Belgian parties debate and vote on Nature Restoration Law

Today, Belgian parties will debate and vote on the Nature Restoration Law presented by the Swedish EU Presidency last Friday. This debate could be decisive, as there is still no majority in all member states at the European level, with many abstentions.

Friday, European Environment ministers received a new text. "The Presidency has listened to the concerns expressed by delegations and has done its utmost to take account of specific national circumstances," the new proposal read. The text contains several concessions and addresses some of the concerns expressed by Belgium. For example, the flexibility of member states has been recognised.

"Anyone who still thinks that this is not enough is not being sincere," said Petra De Sutter (Greens), who, as deputy prime minister, is co-chairing the negotiations at the Belgian level. The Walloon Environment minister, Céline Tellier (Ecolo), also supports the Swedish proposal: "The basic objectives of the law remain intact and form the basis of a sound environmental policy, given the urgency of what is at stake."

The concessions in the text could also convince the Flemish government. Flemish Environment Minister Zuhal Demir has been appointed to negotiate on behalf of the Flemish government at the Belgian level. Clarifications are still needed, it seems.

EU Council

The Christian Democrats and Liberals also appear to have room for negotiation. The latter also say they will raise their concerns at the EU Council on Tuesday, where Flemish minister Demir will represent Belgium. In the past, the minister has repeatedly refused to take part in these European environment and climate talks. Belgium often does not vote at these consultations because member states cannot reach a unified position. It remains to be seen whether this will be the case today.

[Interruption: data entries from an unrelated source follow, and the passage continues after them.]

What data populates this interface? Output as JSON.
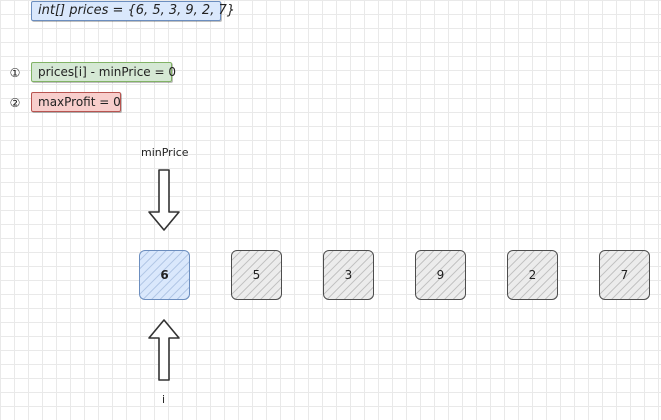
{
  "code": "int[] prices = {6, 5, 3, 9, 2, 7}",
  "steps": [
    {
      "mark": "①",
      "text": "prices[i] - minPrice = 0",
      "color": "#d5e8d4"
    },
    {
      "mark": "②",
      "text": "maxProfit = 0",
      "color": "#f8cecc"
    }
  ],
  "pointers": {
    "top_label": "minPrice",
    "bottom_label": "i"
  },
  "cells": [
    "6",
    "5",
    "3",
    "9",
    "2",
    "7"
  ],
  "active_index": 0
}
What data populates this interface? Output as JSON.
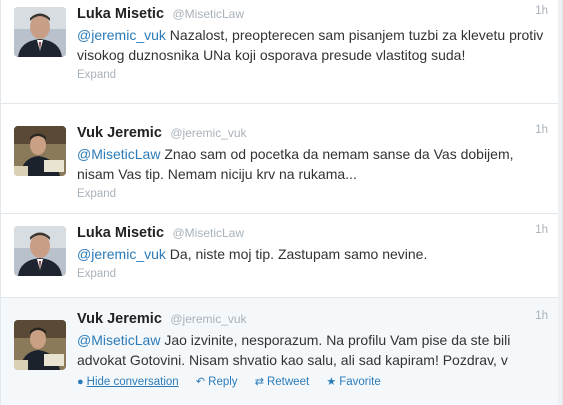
{
  "tweets": [
    {
      "fullname": "Luka Misetic",
      "username": "@MiseticLaw",
      "time": "1h",
      "mention": "@jeremic_vuk",
      "text": " Nazalost, preopterecen sam pisanjem tuzbi za klevetu protiv visokog duznosnika UNa koji osporava presude vlastitog suda!",
      "expand": "Expand"
    },
    {
      "fullname": "Vuk Jeremic",
      "username": "@jeremic_vuk",
      "time": "1h",
      "mention": "@MiseticLaw",
      "text": " Znao sam od pocetka da nemam sanse da Vas dobijem, nisam Vas tip. Nemam niciju krv na rukama...",
      "expand": "Expand"
    },
    {
      "fullname": "Luka Misetic",
      "username": "@MiseticLaw",
      "time": "1h",
      "mention": "@jeremic_vuk",
      "text": " Da, niste moj tip. Zastupam samo nevine.",
      "expand": "Expand"
    },
    {
      "fullname": "Vuk Jeremic",
      "username": "@jeremic_vuk",
      "time": "1h",
      "mention": "@MiseticLaw",
      "text": " Jao izvinite, nesporazum. Na profilu Vam pise da ste bili advokat Gotovini. Nisam shvatio kao salu, ali sad kapiram! Pozdrav, v",
      "actions": {
        "hide": "Hide conversation",
        "reply": "Reply",
        "retweet": "Retweet",
        "favorite": "Favorite"
      }
    }
  ],
  "colors": {
    "link": "#2b7bb9",
    "muted": "#a8b2bb",
    "border": "#e1e8ed"
  },
  "icons": [
    "conversation-icon",
    "reply-icon",
    "retweet-icon",
    "favorite-icon"
  ]
}
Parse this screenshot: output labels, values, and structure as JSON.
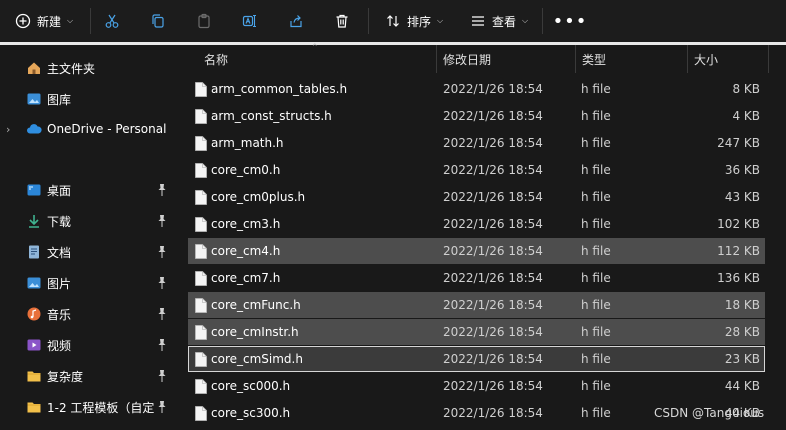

Other member states are also still considering the Nature Restoration Law. Germany's green environment minister, for example, is not yet on board, nor is Italy. The legislation also remains in limbo in the European Parliament. On Wednesday it survived a vote in the Environment Committee. An attempt by the Christian Democrat group EVP to get rid of it was narrowly defeated, and then the meeting was suspended and the vote postponed.